Analysts say the limited capacity at refineries is the result of bad weather, COVID-19 and Russia’s war in Ukraine.
According to AAA, California has the nation’s most expensive gas — at a staggering $6.37 — followed by Nevada ($5.52), Hawaii ($5.48) and Oregon and Washington ($5.46). File Photo by Terry Schmitt/UPI | License Photo
Gas prices in the United States have swung upward again, due mainly to rising summer demand and limited capacity at refineries worldwide.
The average price for a gallon of gasoline surged early Tuesday to about $4.92 — about 6 cents higher than Monday’s average, according to AAA.
For weeks, each increase has set a new all-time high for the cost of gas in the United States.
On Monday, the national average was $4.86 per gallon. A week ago, that mark was $4.62 and a month ago it was $4.30 — meaning the average has soared by 62 cents over the past four weeks. A year ago, the average was $3.05 per gallon.
According to AAA, California has the nation’s most expensive gas — at a staggering $6.37 — followed by Nevada ($5.52), Hawaii ($5.48) and Oregon and Washington ($5.46).
As of Tuesday, 10 states had averages above $5 per gallon.
Georgia has the nation’s least-expensive gas, at $4.33, followed by Arkansas ($4.45), Mississippi ($4.46) and Louisiana ($4.48).
With a traditional rise in demand over the summer months, many analysts believe that the national average will eclipse $5 per gallon.
“After a blistering week of gas prices jumping in nearly every town, city, state and area possible, more bad news is on the horizon,” Patrick De Haan, GasBuddy’s head of petroleum analysis, said in a statement Monday. “It now appears not if, but when, we’ll hit that psychologically critical $5 national average.
“[It] doesn’t look to improve drastically anytime soon.”
A refinery is seen in Carson, Calif., on April 21, 2021. Limited capacity at refineries worldwide — resulting from bad weather, COVID-19 and the Russian war in Ukraine — is having a direct effect on gas prices in the U.S. File Photo by Jim Ruymen/UPI
Demand is only part of the reason for the rising prices. Limited capacity at U.S. and foreign refineries is also having a significant influence on prices at the pump.

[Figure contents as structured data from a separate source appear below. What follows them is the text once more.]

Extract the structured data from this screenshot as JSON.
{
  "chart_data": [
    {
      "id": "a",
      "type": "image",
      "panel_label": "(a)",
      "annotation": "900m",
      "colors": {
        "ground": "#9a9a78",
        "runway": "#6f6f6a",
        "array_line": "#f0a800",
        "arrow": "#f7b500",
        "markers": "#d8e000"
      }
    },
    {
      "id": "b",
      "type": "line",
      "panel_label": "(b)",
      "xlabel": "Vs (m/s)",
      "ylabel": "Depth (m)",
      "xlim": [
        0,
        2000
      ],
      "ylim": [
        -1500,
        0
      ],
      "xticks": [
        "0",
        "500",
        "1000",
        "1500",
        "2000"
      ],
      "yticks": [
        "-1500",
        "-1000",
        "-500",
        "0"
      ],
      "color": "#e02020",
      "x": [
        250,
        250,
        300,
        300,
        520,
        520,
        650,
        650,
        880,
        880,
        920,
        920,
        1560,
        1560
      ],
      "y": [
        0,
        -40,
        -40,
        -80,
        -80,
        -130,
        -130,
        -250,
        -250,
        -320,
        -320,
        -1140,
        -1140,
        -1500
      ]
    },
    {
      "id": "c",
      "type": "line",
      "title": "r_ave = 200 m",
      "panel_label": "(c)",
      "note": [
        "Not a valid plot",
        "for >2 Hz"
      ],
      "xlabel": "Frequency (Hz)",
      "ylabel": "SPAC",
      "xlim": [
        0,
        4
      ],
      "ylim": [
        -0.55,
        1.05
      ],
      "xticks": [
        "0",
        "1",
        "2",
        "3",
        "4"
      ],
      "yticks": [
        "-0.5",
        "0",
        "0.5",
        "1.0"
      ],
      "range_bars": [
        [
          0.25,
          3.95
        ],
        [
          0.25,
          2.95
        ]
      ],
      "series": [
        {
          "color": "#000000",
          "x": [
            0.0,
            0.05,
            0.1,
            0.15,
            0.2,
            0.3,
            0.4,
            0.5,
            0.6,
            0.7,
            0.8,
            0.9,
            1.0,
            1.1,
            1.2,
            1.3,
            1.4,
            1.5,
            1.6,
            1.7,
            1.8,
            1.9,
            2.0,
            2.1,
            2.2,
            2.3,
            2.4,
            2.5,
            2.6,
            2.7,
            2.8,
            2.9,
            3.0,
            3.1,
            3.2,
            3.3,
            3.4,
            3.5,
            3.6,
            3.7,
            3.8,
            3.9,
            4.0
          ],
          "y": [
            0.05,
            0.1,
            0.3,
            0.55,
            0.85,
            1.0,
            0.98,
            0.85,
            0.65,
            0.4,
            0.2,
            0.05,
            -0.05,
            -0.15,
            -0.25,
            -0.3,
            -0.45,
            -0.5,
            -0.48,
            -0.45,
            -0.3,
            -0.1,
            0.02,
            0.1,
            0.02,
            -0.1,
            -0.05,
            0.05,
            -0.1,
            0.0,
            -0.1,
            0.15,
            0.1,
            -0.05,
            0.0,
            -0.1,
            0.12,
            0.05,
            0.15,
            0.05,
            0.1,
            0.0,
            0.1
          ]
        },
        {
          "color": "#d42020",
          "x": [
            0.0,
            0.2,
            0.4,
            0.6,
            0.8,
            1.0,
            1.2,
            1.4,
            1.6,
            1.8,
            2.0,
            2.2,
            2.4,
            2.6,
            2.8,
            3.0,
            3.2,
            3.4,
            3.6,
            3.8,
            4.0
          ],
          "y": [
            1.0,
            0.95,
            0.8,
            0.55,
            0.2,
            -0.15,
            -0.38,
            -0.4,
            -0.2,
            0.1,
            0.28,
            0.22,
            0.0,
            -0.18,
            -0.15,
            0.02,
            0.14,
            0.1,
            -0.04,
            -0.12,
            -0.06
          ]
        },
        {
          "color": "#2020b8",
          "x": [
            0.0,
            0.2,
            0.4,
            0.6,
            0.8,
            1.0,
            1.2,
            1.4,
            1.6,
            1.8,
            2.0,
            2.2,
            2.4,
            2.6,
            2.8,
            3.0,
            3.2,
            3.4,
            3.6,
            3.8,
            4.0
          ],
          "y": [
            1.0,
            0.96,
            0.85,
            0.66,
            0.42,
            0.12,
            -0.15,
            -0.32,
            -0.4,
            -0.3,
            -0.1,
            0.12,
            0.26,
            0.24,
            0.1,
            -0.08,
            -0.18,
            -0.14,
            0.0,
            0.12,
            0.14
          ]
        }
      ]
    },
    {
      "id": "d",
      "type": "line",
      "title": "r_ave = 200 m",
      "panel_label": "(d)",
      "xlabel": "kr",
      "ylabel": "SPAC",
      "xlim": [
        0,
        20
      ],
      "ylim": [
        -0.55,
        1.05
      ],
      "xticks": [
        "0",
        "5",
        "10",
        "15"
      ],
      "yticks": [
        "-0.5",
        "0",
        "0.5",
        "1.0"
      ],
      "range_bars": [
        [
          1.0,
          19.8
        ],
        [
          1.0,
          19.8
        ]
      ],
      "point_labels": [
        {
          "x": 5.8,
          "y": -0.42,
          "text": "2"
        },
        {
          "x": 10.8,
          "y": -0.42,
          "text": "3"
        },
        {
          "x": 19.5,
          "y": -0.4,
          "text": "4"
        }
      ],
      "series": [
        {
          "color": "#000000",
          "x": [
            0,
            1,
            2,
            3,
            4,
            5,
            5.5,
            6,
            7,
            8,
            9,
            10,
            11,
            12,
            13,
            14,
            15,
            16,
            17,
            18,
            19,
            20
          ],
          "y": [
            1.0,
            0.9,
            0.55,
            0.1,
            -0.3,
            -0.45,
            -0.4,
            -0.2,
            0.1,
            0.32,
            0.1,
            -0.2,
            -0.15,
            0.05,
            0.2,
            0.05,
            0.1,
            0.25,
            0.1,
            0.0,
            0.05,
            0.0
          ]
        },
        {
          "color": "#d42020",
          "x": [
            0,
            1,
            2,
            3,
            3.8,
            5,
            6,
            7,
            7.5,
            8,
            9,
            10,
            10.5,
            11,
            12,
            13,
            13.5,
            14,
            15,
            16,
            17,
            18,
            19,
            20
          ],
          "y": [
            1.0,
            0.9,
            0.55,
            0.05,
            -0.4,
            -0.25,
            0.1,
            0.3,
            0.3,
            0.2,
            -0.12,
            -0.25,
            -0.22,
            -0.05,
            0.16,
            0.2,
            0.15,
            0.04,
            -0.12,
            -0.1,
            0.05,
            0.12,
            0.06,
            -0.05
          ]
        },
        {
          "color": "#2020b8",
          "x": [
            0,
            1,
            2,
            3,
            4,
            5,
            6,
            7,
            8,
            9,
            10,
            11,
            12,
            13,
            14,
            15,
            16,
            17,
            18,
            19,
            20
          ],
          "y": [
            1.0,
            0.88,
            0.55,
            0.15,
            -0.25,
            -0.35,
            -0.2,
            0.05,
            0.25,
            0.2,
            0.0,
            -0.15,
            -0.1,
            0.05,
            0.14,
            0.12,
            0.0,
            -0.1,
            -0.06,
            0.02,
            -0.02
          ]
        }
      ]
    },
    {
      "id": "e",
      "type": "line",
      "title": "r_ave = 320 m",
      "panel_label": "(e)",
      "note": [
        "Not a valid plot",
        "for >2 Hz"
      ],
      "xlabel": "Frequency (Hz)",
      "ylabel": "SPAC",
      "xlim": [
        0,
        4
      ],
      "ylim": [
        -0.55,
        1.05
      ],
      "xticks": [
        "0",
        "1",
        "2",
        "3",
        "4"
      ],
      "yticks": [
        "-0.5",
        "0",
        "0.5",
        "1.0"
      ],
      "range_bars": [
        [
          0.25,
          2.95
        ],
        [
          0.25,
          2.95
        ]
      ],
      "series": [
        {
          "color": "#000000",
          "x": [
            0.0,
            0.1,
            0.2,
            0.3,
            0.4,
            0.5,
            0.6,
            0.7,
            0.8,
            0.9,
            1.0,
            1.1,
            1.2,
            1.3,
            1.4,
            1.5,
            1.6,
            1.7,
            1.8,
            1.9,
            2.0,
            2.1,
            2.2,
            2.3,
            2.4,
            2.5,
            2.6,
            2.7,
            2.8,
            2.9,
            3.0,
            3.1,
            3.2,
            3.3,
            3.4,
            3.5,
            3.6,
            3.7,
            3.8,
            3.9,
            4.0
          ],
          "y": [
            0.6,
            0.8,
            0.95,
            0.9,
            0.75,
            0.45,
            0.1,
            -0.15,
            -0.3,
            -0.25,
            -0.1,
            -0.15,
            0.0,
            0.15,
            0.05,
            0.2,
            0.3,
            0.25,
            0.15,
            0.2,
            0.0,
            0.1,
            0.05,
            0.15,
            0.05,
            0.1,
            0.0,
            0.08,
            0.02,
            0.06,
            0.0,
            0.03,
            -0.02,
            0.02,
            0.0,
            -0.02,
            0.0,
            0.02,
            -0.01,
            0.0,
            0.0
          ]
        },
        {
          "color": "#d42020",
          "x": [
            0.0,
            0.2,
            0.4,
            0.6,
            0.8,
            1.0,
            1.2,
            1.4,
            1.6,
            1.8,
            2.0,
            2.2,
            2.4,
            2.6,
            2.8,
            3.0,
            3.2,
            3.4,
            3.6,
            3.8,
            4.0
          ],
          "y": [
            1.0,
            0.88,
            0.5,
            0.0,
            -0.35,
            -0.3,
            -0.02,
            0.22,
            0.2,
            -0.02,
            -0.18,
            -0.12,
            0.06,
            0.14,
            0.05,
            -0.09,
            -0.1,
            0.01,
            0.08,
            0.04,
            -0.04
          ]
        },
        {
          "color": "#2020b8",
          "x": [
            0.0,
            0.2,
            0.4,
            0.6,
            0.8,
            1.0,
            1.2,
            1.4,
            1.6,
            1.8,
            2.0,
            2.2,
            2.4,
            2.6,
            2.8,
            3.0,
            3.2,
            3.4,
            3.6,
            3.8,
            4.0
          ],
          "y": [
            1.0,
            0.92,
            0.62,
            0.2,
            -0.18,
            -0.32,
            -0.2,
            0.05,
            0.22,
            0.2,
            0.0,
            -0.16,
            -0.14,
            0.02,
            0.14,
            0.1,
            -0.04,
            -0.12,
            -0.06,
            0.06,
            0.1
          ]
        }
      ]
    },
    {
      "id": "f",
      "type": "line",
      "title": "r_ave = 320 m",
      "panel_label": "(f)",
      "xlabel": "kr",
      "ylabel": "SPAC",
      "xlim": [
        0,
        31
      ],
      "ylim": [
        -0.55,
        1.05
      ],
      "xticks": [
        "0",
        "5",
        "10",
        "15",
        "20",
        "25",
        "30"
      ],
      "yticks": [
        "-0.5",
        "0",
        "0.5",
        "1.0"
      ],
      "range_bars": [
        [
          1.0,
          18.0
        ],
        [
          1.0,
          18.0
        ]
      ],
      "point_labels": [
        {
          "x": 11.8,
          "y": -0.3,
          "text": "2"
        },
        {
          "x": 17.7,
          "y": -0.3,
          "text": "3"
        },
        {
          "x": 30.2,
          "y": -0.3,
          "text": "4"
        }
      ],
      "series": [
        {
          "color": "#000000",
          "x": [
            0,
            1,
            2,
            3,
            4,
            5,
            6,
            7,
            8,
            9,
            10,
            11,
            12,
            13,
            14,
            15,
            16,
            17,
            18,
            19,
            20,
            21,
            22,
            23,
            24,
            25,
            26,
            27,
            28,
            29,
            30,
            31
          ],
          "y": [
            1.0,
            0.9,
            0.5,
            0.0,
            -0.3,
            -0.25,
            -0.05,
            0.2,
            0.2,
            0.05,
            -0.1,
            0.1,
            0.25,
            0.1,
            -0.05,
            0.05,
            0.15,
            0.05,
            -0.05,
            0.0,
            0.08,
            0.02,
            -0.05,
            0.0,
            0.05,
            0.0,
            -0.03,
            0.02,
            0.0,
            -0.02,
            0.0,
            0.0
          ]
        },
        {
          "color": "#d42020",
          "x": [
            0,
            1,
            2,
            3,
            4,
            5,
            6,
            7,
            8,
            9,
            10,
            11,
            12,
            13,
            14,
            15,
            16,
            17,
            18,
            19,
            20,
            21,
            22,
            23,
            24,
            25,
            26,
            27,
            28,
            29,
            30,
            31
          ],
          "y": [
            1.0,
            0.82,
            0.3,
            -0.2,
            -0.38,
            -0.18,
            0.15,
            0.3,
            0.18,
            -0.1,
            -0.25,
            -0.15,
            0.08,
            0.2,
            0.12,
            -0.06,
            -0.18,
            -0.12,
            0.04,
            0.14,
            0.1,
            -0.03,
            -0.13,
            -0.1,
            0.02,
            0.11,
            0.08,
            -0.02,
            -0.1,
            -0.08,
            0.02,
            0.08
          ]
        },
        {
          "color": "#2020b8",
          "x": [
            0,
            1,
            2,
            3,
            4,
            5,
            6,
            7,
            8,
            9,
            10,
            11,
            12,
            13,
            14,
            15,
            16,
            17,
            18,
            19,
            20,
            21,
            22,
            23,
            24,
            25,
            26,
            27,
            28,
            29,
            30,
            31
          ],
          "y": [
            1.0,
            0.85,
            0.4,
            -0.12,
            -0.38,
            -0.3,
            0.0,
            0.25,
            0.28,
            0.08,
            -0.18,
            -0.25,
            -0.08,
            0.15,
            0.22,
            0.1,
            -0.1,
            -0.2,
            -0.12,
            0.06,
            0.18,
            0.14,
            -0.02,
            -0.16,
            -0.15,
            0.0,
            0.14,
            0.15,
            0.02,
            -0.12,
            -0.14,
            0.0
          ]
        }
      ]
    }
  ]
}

The limited capacity is a result of several factors, experts say. They note that some refineries were closed during the worst of the COVID-19 pandemic, while others closed or restricted production due to severe weather events and market conditions related to cleaner fuels. Russia’s war in Ukraine forced more refineries overseas to shut down. All of those factors influence the cost of gas in the United States.
“It takes many months of planning and work and money to restart one and companies have to be sure there’s long-term demand,” John Mayes, vice president for the energy consulting firm Turner, Mason & Co., told USA Today.
Andy Lipow, president of Lipow Oil Associates, said the start of the 2022 hurricane season means that any major storm in the Gulf of Mexico could further affect refineries and lead to higher prices.
“A major storm making landfall along the Gulf Coast, where 15% of the nation’s oil production and over 45% of the nation’s refinery capacity is located, can result in a significant supply disruption sending prices even higher,” Lipow told Fox Business.
Economists at Bank of America say that higher gas prices disproportionately affect poorer households the most.
The analysts say that data show that average gas spending per household increased to almost 8% for the week ending May 28. For homes with an income lower than $50,000, that average is close to 10%.